Fused silica tubes are often used for shrouding molten metal during continuous casting. These tubes are made either by slip casting or by injection molding; see for example U.S. Pat. No. 4,011,299 and W. German Patent No. 26,33,309. The main advantage of such tubes is excellent resistance to thermal shock. Their service life, however, is limited to a few heats because of wear caused by devitrification, pyroplastic flow of silica, reduction of silica by elements in the steel, and corrosive attack by molten mold powder.
In an effort to increase service life, the steel industry has recently tried shroud tubes manufactured from an alumina-graphite composition. These tubes contain from 15 to 30 weight percent flake graphite, and are made by isostatic pressing. These tubes are resistant to the erosive action of molten steel and to the reducing elements in the steel (Al, Mn, Si). Their main disadvantages, however, are high manufacturing cost, a tendency to form a network of alumina crystals along the bore during service which impedes metal flow, and susceptibility to corrosive attack by mold powder.

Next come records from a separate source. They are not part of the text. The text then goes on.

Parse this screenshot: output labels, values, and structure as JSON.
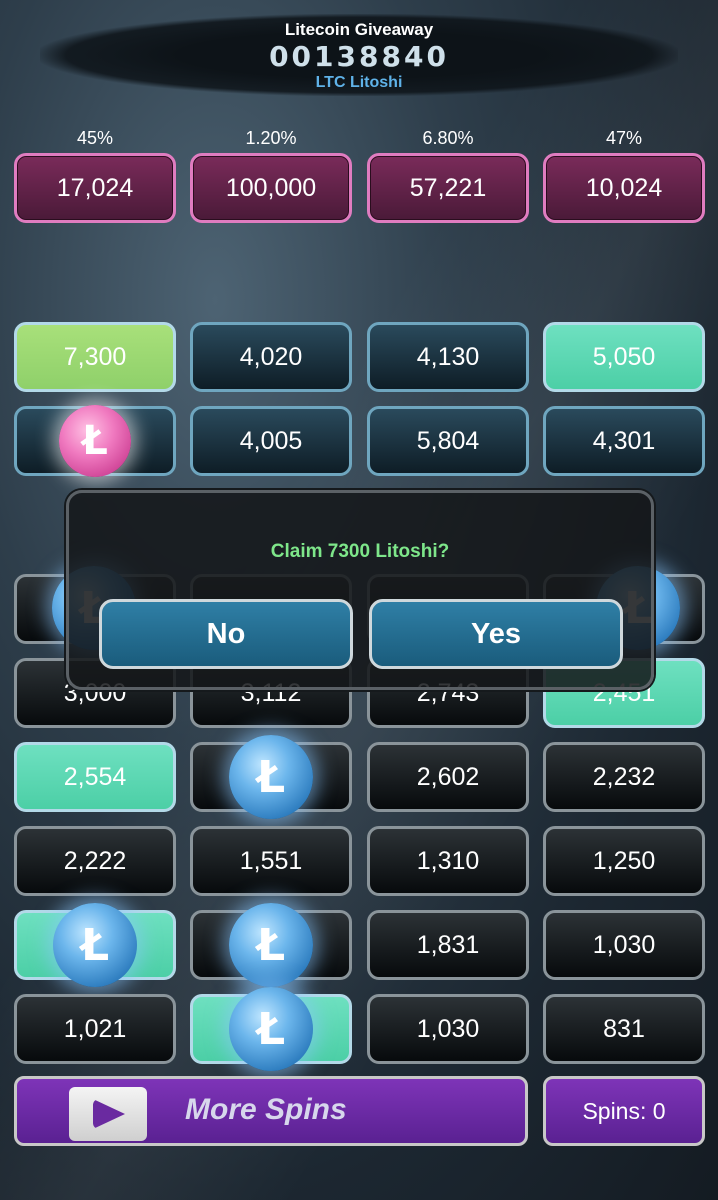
{
  "header": {
    "title": "Litecoin Giveaway",
    "counter": "00138840",
    "subtitle": "LTC Litoshi"
  },
  "prizes": [
    {
      "percent": "45%",
      "value": "17,024"
    },
    {
      "percent": "1.20%",
      "value": "100,000"
    },
    {
      "percent": "6.80%",
      "value": "57,221"
    },
    {
      "percent": "47%",
      "value": "10,024"
    }
  ],
  "grid": {
    "row1": [
      "7,300",
      "4,020",
      "4,130",
      "5,050"
    ],
    "row2": [
      "",
      "4,005",
      "5,804",
      "4,301"
    ],
    "row4": [
      "3,000",
      "3,112",
      "2,743",
      "2,451"
    ],
    "row5": [
      "2,554",
      "",
      "2,602",
      "2,232"
    ],
    "row6": [
      "2,222",
      "1,551",
      "1,310",
      "1,250"
    ],
    "row7": [
      "",
      "",
      "1,831",
      "1,030"
    ],
    "row8": [
      "1,021",
      "",
      "1,030",
      "831"
    ]
  },
  "coin_symbol": "Ł",
  "dialog": {
    "message": "Claim 7300 Litoshi?",
    "no_label": "No",
    "yes_label": "Yes"
  },
  "bottom": {
    "more_spins_label": "More Spins",
    "spins_label": "Spins: 0"
  },
  "colors": {
    "prize_border": "#e07cc0",
    "tile_green": "#a8e07a",
    "tile_teal": "#6ee0c0",
    "dialog_text": "#7ee68a",
    "button_blue": "#2f7fa6",
    "spins_purple": "#7e34b8"
  }
}
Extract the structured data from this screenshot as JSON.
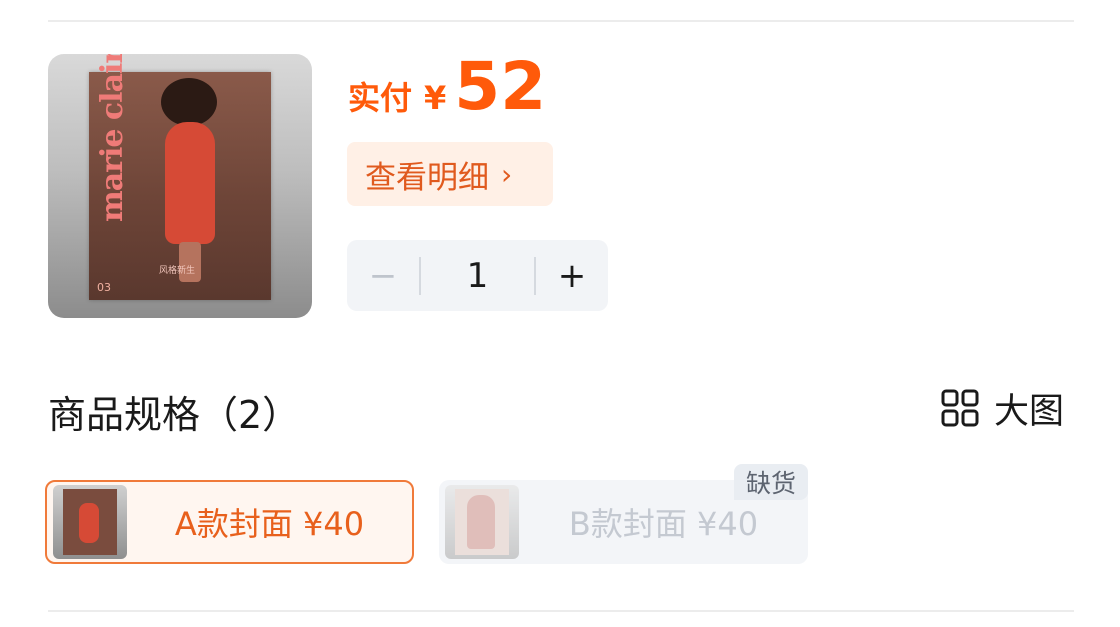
{
  "product": {
    "image_icon": "magazine-cover",
    "cover": {
      "masthead": "marie claire",
      "issue_number": "03",
      "subtitle": "风格新生"
    }
  },
  "price": {
    "label": "实付",
    "currency": "¥",
    "value": "52"
  },
  "detail_button": {
    "label": "查看明细",
    "icon": "chevron-right-icon"
  },
  "stepper": {
    "minus": "−",
    "value": "1",
    "plus": "+"
  },
  "specs": {
    "title": "商品规格（2）",
    "big_view_label": "大图",
    "big_view_icon": "grid-icon",
    "options": [
      {
        "label": "A款封面  ¥40",
        "selected": true
      },
      {
        "label": "B款封面  ¥40",
        "selected": false,
        "badge": "缺货"
      }
    ]
  },
  "colors": {
    "accent": "#ff5a0a",
    "accent_bg": "#fff0e6",
    "neutral_bg": "#f2f4f7"
  }
}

Improvements have been recently made to increase the mold powder resistance of these tubes by addition of zirconia-containing compounds to the formulation. Also, efforts have been made to limit the tendency to form alumina growths by adding lime or dolomite to the formulation. However, a serious drawback remains--the high cost of manufacture of such tubes. Isopressing is a very capital and labor intensive means of production. Often the tubes require machining on a lathe after isopressing to achieve dimensional specifications.
As an alternative to manufacturing the tubes by isopressing, it would be desirable to form them by injection molding techniques. Injection molding is desirable because of its relatively low capital investment and its high rate of production. However, because of the non-wetting nature of flake graphite, injection molding of alumina-graphite compositions requires extremely high binder levels regardless of the molding vehicle used. Use of high binder levels results in undesirable physical properties. Laboratory experiments showed that binder levels of at least 20% were necessary in mixes which contained flake graphite before an injectable consistency was achieved. Many attempts were made to mask the surface of flake graphite by encapsulating the graphite in a film of resin, gelatin or by coating the surface with silicon carbide. None of these attempts were successful in decreasing the binder requirement.
Additionally, in conventional injection molding processes, waxes or low carbon-yielding resins, such as polystyrene or polyethylene, are chosen as molding vehicles because they are solids at room temperature and become liquid at elevated temperatures. The main disadvantages of using these vehicles are that they do not provide a permanent bond. The shape must be heated to very high sintering temperatures to initiate bonding.
In view of the deficiencies in utilizing graphite and low carbon-yielding resins heretofore enumerated, it was decided that a new composition should be formulated for manufacturing shroud tubes. Many different types of coarse carbon were tested; however, only calcined fluidized bed coke could be used in injection molding processes without requiring extremely high binder levels. It was found that as little as 10% binder was needed to produce a moldable consistency when calcined fluidized bed coke was used in a mix instead of flake graphite. This discovery was quite unexpected since it is generally understood that carbon cannot be wetted. It is suspected that the spherical structure of calcined fluidized bed coke allows it to be easily wetted.
Fine silicon metal was added to the mix to protect the carbon from oxidation and to react with fine carbon to form secondary silicon carbide during coking, which enhances the strength of the tube. Furthermore, high carbon yielding resins were used as the molding vehicles. These types of resins, if pyrolysized under reducing conditions, produce a carbon char which is known to provide excellent strength in refractories, without the need for high temperature sintering.